PyPI Python Version PyPI version dexterity-tests

Software and tasks for dexterous multi-fingered hand manipulation, powered by MuJoCo.

dexterity builds on dm_control and provides a collection of modular components that can be used to define rich Reinforcement Learning environments for dexterous manipulation. It also comes with a set of standardized tasks that can serve as a performance benchmark for the research community.
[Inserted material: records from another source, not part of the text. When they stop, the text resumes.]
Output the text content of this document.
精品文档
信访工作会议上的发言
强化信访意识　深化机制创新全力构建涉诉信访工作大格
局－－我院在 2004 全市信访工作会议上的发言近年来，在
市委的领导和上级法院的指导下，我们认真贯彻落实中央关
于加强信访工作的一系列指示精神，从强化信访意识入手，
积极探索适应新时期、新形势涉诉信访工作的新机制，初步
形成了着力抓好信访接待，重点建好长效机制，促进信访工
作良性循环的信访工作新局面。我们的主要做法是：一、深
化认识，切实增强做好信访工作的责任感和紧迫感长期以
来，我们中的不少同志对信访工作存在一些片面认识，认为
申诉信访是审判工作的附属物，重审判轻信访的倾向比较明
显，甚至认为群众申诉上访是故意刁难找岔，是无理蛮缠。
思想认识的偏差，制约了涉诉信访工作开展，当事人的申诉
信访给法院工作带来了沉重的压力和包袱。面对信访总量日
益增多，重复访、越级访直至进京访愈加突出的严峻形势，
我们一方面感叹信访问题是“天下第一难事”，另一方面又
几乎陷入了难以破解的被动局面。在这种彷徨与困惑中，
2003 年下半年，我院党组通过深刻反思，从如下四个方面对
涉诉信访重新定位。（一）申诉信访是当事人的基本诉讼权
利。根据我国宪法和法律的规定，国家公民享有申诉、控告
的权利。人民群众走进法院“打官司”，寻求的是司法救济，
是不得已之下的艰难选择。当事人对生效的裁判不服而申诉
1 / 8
An introductory tutorial is available as a Colab notebook: Open In Colab

Installation

PyPI (Recommended)

The recommended way to install this package is via PyPI:

pip install dexterity

Source

We provide a Miniconda environment with Python 3.8 for development. To create it and install dependencies, run the following steps:

git clone https://github.com/kevinzakka/dexterity
cd dexterity
conda env create -f environment.yml  # Creates a dexterity env.
conda activate dexterity
pip install .

Overview

The MuJoCo dexterity suite is composed of the following core components:

  • models: MuJoCo models for dexterous hands and PyMJCF classes for dynamically customizing them.
  • inverse_kinematics: Inverse kinematics library for multi-fingered hands.
  • effectors: Interfaces for controlling hands and defining action spaces.

These components, in conjunction with dm_control, allow you to define and customize rich environments for reinforcement learning. We facilitate this process by providing the following:

  • task: Wrappers over composer.Task that simplify the creation of generic dexterous tasks as well as goal-reaching based tasks (e.g., successive object reorientation).
  • manipulation: A library of pre-defined, benchmark RL environments geared towards dexterous manipulation. For an overview of the available tasks, see the task library.

Our hope is to grow the benchmark over time with crowd-sourced contributions from the research community -- PR contributions are welcome!

Acknowledgements

A large part of the design and implementation of dexterity is inspired by the MoMa library in dm_robotics.